Significant advances in our understanding of the in vivo functions of human cells and tissues especially the human immune system have resulted from the development of ?humanized? mouse models, defined as immunodeficient mice that have been engrafted with human hematopoietic stem cells and/or tissues that generate a functional human immune system. Realizing that large animal species often have an enhanced ability to predict clinical outcome relative to mice, we worked to develop immunodeficient rabbit models using CRISPR/Cas9 and have generated four lines of immunodeficient rabbits: (i) Foxn1 KO; (ii) Prkdc KO; (iii) Rag2 KO; and (iv) Il2rg KO. In the present project, we propose to develop humanized rabbit models by engrafting of human hematopoietic stem (hCD34+) cells in immunodeficient rabbits. These humanized rabbits are useful model to study immunology, regenerative medicine, and are expected to facilitate therapy development for many human diseases especially infectious diseases.
In Aim 1, we will breed Rag2 and Il2rg KO rabbit (both on the New Zealand White background) to establish RG (Rag2-/-, Il2rg null) rabbit line.

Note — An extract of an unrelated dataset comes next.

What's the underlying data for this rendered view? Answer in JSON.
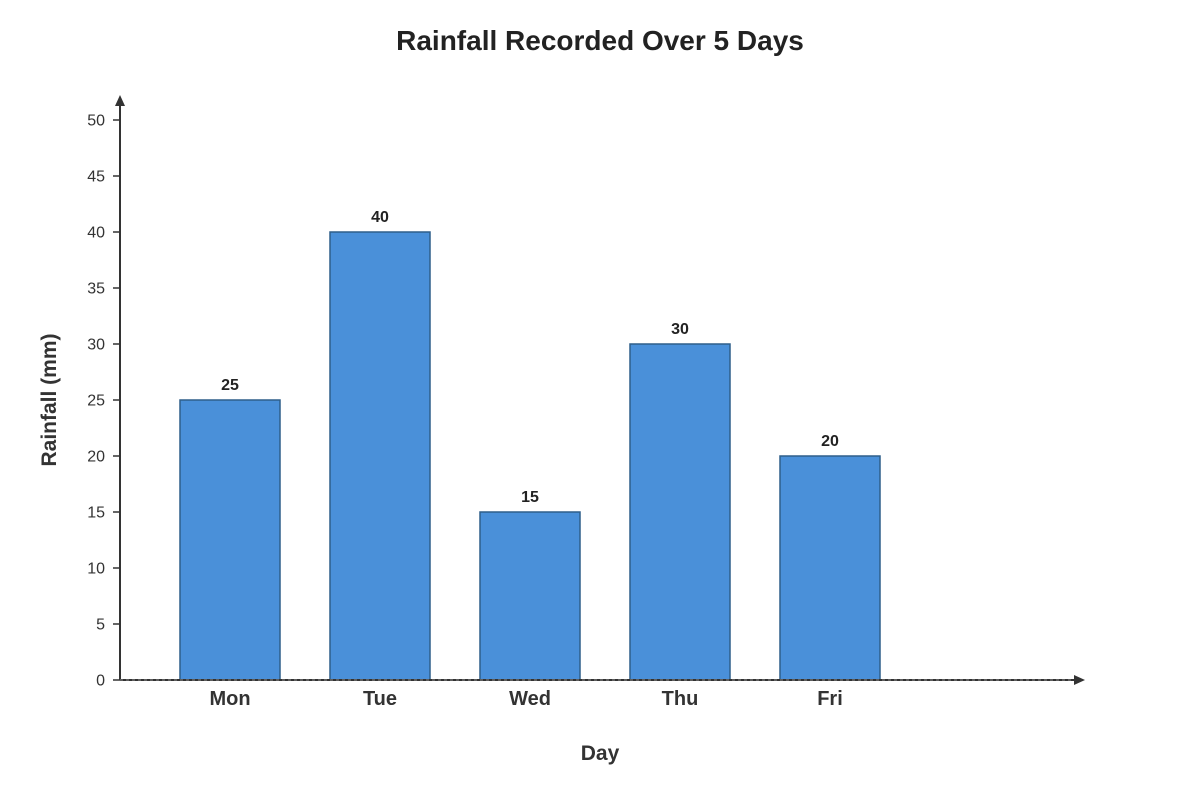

In Aim 2, RG rabbits will be engrafted with human hematopoietic stem cells to assess human immune system development and function. This is a multiple PI project. Dr. Jie Xu at the University of Michigan produced all immunodeficient rabbits. Dr. Moses Bility at the University of Pittsburgh is an expert on developing humanized mouse models. The propose work, if successful, will provide for the first time a humanized large animal model for biomedical research.
In the present project, we propose to develop humanized rabbit models by engrafting human hematopoietic stem (hCD34+) cells in immunodeficient rabbits. The propose work, if successful, will provide for the first time a humanized large animal model for biomedical research.